A stolen silver Hyundai that reached more than 120 mph ended before dawn on the grounds of Saint Theresa Catholic School in Spring Hill, after a chase that put drivers, neighborhoods and a school campus within reach of a reckless 17-year-old.

Florida Highway Patrol said a trooper first spotted the car on U.S. 19 traveling 112 mph in a 45 mph zone. The driver then ran a red light near Regency Park Boulevard and kept going northbound at more than 120 mph, nearly striking other vehicles as the pursuit moved through Hernando County. Near Caribbean Drive, the teen tried to make a U-turn, ran off the roadway onto a grass shoulder and fled on foot.

Hernando County sheriff’s deputies later found the teen on Saint Theresa Catholic School property around 3:05 a.m. Monday, May 12, 2026. A separate report said the Hyundai had been stolen from the registered owner’s residence, and that the teenager was carrying his shirt and stopping to pick up his pants while running.
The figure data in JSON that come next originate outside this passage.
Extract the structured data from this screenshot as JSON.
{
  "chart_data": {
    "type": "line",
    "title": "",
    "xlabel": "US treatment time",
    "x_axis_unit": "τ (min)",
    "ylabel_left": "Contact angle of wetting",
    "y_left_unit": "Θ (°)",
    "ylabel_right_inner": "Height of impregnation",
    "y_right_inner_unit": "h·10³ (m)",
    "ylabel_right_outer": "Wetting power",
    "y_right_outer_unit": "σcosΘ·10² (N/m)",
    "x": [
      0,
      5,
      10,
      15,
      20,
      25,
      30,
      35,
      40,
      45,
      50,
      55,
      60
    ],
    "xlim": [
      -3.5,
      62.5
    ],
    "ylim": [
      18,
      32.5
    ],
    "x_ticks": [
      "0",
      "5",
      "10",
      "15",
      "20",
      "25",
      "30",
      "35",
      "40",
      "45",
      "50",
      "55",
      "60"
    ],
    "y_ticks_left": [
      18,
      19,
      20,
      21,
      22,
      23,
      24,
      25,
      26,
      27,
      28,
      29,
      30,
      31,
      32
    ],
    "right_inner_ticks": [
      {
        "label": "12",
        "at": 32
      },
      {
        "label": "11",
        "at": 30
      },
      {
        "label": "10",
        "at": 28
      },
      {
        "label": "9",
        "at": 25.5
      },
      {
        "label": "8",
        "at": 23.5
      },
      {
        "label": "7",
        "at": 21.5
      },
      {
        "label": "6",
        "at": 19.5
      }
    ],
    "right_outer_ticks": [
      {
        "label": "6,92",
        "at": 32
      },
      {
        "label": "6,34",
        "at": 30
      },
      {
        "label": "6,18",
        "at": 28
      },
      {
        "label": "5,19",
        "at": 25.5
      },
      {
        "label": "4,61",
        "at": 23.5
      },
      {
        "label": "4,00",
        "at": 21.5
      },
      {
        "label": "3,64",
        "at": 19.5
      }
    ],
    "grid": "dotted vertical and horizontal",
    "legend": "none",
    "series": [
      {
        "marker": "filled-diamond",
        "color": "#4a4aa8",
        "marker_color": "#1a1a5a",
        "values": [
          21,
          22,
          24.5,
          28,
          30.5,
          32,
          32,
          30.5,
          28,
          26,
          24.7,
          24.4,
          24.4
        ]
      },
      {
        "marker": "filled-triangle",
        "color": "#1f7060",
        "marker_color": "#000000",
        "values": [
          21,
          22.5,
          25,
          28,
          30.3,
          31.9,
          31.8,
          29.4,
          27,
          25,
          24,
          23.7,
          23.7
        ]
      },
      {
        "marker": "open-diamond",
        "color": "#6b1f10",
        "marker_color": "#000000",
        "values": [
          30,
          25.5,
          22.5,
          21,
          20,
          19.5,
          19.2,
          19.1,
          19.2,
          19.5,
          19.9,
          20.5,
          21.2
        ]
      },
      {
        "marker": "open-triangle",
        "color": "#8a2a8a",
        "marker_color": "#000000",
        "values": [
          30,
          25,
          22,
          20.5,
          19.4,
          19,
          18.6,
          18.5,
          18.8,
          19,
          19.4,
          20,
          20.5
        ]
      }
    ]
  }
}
The arrest ended a chase that had already crossed a major commercial corridor and landed in a place where local parents expect safety, not police searches.

AI-generated illustration
AI-generated illustration

The location underscored how quickly a roadway pursuit can become a school security concern in Spring Hill. Saint Theresa Catholic Church lists its address at 1107 Commercial Way, just off the same U.S. 19 corridor where the chase began, and Nantucket Cove Apartments sits at 400 Cape Cod Loop nearby. Hernando County School District serves about 23,000 students, a reminder of how many families can be affected when a dangerous drive spills onto school property.

The case also fits Florida’s tougher approach to extreme speeding. The state’s dangerous excessive speeding law covers drivers going 50 mph or more over the limit, or driving 100 mph or more in a dangerous manner, and a second or subsequent conviction within five years can lead to at least 180 days of driver’s-license revocation. Florida Highway Patrol says pursuits should be started, continued or ended only after a reasonable safety-based determination, a standard that puts public risk at the center of every chase.